Selon ce document de référence, «la valeur actuelle nette du cumul des pertes économiques potentielles, englobant tous les risques naturels, est estimée à 1,05 milliard de dollars, soit 8% de la production économique de la capitale de la Tunisie».

«Environ 59% des pertes potentielles sont liées aux risques de submersion, tandis que 26% sont dues aux risques sismiques et 14% aux tempêtes. On estime à 25% les pertes potentielles attribuables au changement climatique, d’ici 2030, dont la plupart seraient associées aux inondations».

La capitale «pourrait faire face à des précipitations extrêmes, avec une période de retour de 50 ans, alors qu’elles ne se produisaient précédemment qu’une fois tous les cent ans. De même, la période de récurrence de pluies torrentielles qui était de 50 ans, serait réduite à 20 ans dans l’avenir proche».

Inondations, érosion côtière, submersion marine, séismes…

Selon les conclusions de l’étude intitulée ‘‘La vulnérabilité des villes côtières d’Afrique du nord’’, «les résidents de Tunis s’attendent à des étés chauds et secs, suivis d’hivers doux et pluvieux. Mais ils doivent, également, anticiper des phénomènes extrêmes».

Il s’agit, en particulier, des inondations, de l’érosion côtière, de la submersion marine, des séismes et de l’instabilité des sols, ainsi que de la pénurie d’eau.

D’après l’étude, «certains bassins versants seront exposés à de forts risques d’inondation, aggravés par des systèmes de drainage inefficaces et un taux élevé d’urbanisation». «La subsidence de terrains (affaissement lent d’une partie de l’écorce terrestre), accompagne les risques d’inondation dans la basse ville de Tunis, économiquement importante, multipliant les impacts potentiels».

La croissance démographique prévue pour Tunis, de 2,2 millions d’habitants actuellement, à 3 millions de personnes en 2030 (+33%), constitue un facteur majeur dans l’évaluation des risques.

S’agissant de l’érosion côtière, l’étude a relevé que «le recul du littoral dans le golfe de Tunis est un phénomène constant depuis un demi-siècle.
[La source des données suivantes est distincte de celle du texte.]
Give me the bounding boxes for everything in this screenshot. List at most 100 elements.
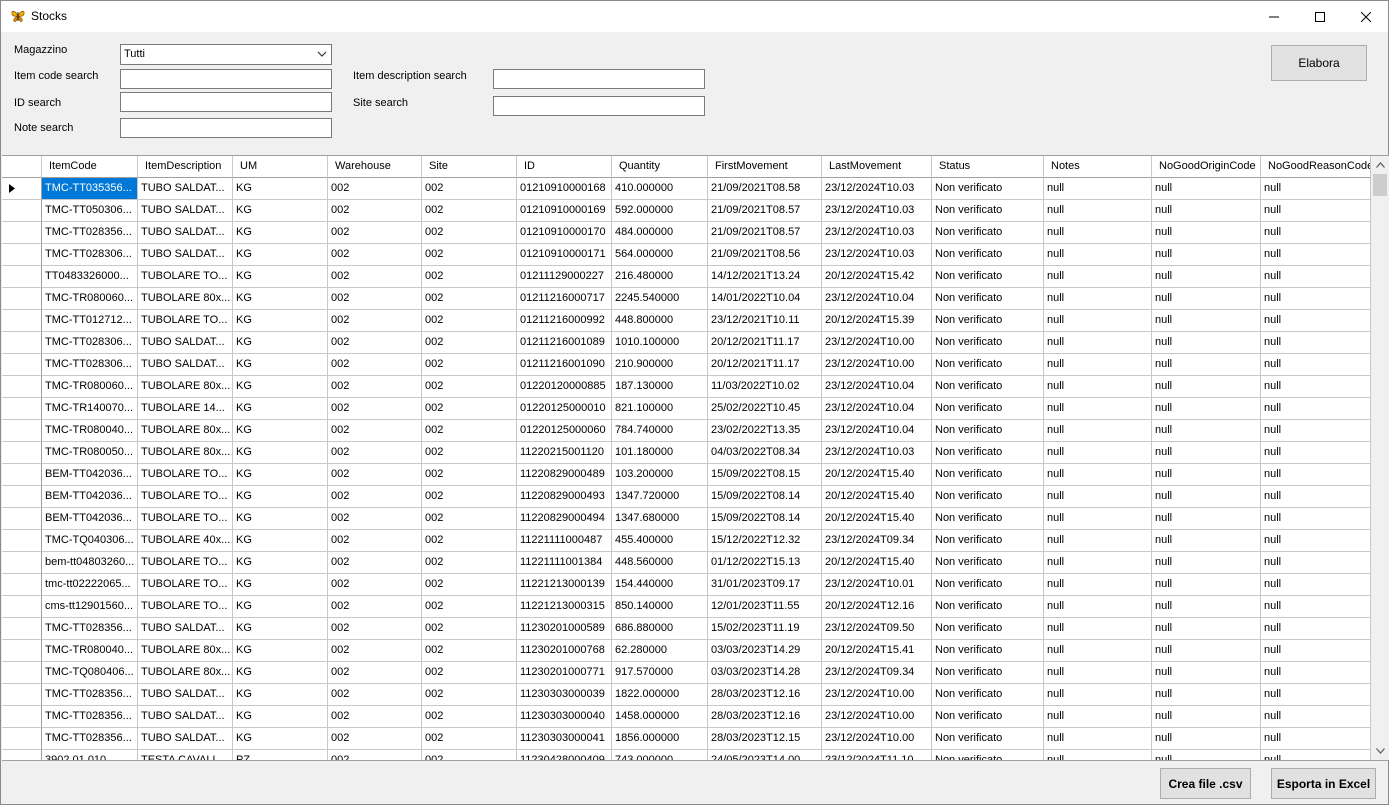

Dans certains secteurs, la ligne de côte peut reculer jusqu’à 10 mètres par an, ce qui signifie qu’une superficie de 27 km du littoral urbanisé, sera considérée à haut risque d’érosion, d’ici 2030 (contre 16 km en 2010). Finalement, il faut envisager une érosion majeure du littoral entre Kalaât Landalous et la plage de Raoued, à l’horizon 2030».

Un recul des plages jusqu’à 15 mètres d’ici 2030

De même, l’élévation du niveau de la mer à cause du changement climatique ferait progresser l’érosion côtière, entraînant un recul des plages, pouvant atteindre 15 mètres d’ici 2030.

Les experts de la BM, partant de l’hypothèse d’une élévation de 20 cm du niveau de la mer d’ici 2030, ont estimé qu’une bande plus importante du littoral sera exposée à un risque «élevé» de submersion à l’horizon 2030, dans des régions telles que Douar Amor Ben Hamda et celle de Radès Mellaha et ce pendant des tempêtes exceptionnelles de retour centennal.

Concernant les séismes et l’instabilité des sols, l’étude a souligné qu’en raison de la mauvaise qualité géotechnique des sols de la ville de Tunis, les risques de tremblement de terres pourraient augmenter considérablement.

Aussi, le phénomène de subsidence dans le centre ville pose des défis spécifiques pour les quartiers construits sur les terres gagnées sur le lac de Tunis, pendant la colonisation française, dont la richesse architecturale fait partie du patrimoine culturel de la ville.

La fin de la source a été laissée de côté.